3. Weighing the Harm to Defendants Against the Harm to Plaintiffs
When a franchisee stops paying royalties or otherwise stops performing under a franchise agreement, the franchisee "is certainly harmed by the threat of loss of his franchise, but his self-inflicted harm is far outweighed by the immeasurable damage done [to the franchisor] by the infringement of its trademark." Id. at 379. See also ATL International, Inc., Business Franchise Guide (CCH), New Developments 30,324 (although the franchisee will suffer harm if an preliminary injunction is issued, that harm is the direct result of the franchisee executing an agreement containing a non-competition clause). Nonetheless, the Defendants argue that if the preliminary injunction issues the harm to them would be more substantial than any harm to the Plaintiffs because the Defendants would be deprived of the right to sell their franchise interest, which has a value of more than $90,000, to Mr. Gauba. As discussed already, the Plaintiffs are not obligated to approve a transfer of the franchise interest. The Plaintiffs have demonstrated that they would be more harmed than the Defendants if a preliminary injunction is not issued.
4. Public Interest
"Where a likelihood of confusion arises out of the concurrent use of a trademark, the infringer's use damages the public interest." S R Corp., 968 F.2d at 379. In addition, "[t]he public has an interest in enforcing covenants not to compete contained within valid contracts as long as the covenant is reasonably limited in scope, duration and geographic region." Gold v. Holiday Rent-A-Car International, Inc., 627 F. Supp. 280, 285 (W.D. Mo. 1985).
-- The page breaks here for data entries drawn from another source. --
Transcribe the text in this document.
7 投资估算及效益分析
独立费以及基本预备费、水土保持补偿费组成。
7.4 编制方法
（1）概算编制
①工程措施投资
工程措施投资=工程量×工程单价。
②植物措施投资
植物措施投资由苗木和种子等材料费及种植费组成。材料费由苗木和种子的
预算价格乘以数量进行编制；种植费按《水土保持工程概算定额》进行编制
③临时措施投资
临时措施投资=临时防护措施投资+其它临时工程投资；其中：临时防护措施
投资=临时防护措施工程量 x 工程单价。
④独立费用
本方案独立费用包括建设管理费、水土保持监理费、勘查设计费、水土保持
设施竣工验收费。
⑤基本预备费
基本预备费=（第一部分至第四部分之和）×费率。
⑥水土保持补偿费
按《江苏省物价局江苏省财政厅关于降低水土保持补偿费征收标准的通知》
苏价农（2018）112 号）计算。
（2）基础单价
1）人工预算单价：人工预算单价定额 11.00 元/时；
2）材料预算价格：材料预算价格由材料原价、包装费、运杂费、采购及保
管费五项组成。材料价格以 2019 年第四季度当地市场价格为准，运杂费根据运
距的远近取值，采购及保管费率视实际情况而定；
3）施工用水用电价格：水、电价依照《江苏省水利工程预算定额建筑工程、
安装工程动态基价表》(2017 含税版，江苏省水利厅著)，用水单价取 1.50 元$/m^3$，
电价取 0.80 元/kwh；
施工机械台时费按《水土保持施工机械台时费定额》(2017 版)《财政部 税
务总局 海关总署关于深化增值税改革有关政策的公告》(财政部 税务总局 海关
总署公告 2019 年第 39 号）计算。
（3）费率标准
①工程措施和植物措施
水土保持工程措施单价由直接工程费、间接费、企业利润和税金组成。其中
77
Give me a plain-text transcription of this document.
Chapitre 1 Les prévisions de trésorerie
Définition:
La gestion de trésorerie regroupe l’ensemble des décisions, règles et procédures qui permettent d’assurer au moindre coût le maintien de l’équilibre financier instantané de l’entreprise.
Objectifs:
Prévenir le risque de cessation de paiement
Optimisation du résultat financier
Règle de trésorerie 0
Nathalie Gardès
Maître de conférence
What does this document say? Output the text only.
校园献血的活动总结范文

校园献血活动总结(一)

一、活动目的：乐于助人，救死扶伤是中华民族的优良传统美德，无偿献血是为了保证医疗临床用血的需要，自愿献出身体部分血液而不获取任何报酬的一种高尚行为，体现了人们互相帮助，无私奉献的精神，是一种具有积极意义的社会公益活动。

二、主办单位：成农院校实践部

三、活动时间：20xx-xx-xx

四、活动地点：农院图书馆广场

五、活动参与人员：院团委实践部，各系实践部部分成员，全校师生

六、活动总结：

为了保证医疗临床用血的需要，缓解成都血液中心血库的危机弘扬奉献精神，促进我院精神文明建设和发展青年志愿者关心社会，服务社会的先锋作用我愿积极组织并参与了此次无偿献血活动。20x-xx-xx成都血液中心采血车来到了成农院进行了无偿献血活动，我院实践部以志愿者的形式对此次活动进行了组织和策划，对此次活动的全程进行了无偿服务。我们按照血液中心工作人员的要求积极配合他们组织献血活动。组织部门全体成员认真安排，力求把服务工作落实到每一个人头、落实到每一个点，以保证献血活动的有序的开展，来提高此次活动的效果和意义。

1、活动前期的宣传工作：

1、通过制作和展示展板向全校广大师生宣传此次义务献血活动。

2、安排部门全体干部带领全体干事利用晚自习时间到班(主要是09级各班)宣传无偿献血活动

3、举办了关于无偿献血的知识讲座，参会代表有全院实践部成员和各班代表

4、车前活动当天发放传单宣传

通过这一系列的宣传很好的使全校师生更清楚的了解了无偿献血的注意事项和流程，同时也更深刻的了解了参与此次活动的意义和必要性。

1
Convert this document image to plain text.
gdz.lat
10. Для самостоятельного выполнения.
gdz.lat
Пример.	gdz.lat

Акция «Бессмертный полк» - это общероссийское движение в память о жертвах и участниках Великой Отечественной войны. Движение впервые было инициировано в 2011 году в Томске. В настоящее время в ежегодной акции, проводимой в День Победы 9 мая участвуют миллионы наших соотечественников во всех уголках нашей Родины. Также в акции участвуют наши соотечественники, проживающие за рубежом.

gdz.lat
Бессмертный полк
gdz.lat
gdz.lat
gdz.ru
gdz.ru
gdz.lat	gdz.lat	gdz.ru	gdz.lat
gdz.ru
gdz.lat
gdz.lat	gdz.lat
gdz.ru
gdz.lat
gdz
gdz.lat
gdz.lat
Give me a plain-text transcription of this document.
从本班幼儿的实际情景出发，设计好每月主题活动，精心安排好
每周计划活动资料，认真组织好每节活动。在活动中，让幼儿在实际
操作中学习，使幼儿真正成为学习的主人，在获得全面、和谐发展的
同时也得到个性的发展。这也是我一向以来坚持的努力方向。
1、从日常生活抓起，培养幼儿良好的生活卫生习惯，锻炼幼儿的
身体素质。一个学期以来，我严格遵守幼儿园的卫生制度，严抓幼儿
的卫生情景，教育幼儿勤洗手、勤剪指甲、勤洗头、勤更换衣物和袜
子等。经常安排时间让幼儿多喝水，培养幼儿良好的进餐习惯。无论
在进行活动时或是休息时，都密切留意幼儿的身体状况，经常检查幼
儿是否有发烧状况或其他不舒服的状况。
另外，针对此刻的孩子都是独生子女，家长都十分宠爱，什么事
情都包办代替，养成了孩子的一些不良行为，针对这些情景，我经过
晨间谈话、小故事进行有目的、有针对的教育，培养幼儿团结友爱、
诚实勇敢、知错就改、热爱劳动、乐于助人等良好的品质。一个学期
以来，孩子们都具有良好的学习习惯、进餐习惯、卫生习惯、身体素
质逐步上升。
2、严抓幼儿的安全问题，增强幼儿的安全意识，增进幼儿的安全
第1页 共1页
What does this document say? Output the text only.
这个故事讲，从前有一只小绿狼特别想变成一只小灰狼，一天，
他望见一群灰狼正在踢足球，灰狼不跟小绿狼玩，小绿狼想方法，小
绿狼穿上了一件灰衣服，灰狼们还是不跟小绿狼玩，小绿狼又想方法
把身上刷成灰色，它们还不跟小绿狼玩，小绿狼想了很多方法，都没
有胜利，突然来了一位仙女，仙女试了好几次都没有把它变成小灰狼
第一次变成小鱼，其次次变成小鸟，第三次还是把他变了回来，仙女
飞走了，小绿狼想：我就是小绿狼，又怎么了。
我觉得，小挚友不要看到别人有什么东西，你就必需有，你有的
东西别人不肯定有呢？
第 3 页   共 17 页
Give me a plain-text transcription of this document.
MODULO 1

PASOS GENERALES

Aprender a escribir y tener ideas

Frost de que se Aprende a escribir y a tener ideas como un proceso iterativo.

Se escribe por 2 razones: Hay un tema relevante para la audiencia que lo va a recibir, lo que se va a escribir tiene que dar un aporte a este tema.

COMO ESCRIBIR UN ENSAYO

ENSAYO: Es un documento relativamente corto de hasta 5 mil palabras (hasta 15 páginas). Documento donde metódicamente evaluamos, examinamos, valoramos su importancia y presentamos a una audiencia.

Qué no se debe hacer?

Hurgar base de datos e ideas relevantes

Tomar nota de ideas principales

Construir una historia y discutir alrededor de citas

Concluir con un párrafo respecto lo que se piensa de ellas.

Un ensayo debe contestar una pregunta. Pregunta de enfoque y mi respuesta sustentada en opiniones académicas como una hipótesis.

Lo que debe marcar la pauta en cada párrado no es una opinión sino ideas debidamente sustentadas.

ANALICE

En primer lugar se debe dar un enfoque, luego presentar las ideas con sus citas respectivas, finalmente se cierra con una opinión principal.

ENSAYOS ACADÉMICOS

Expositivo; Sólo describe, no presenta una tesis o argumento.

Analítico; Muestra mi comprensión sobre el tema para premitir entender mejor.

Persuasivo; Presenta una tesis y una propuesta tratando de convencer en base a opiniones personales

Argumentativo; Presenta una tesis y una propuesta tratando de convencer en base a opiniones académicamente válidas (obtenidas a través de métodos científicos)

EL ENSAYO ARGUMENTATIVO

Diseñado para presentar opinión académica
The Defendants do not dispute these statements of law or their applicability to this case. Instead, as before, the Defendants claim that the Plaintiffs' alleged bad faith with respect to the Defendants' desire to transfer their franchise interest to Mr. Gauba somehow contradicts the benefits the public interest would gain if the Court issues a preliminary injunction. As discussed above, the Defendants' bad faith argument is without merit. Plaintiffs have carried their burden of showing that the public interest would not be adversely affected by a preliminary injunction. In sum, the Court concludes that a preliminary injunction should issue. IT IS ORDERED that:
1. a hearing on the Plaintiffs' Application for Preliminary Injunction (Doc. No. 2) is unnecessary and will not be set;
2. Plaintiffs' Application for Preliminary Injunction (Doc. No. 2) is granted;
3. a preliminary injunction immediately enjoining the Defendants from further use of Dunkin' Donuts' trademarks, proprietary marks, system, and operating manuals, and from competing in any business which sells products of the type offered by Dunkin' Donuts shops will be issued; and
4. Defendants will be ordered to show cause at a hearing on December 4, 2003 at 3:00 p.m. why the preliminary injunction should not be made permanent.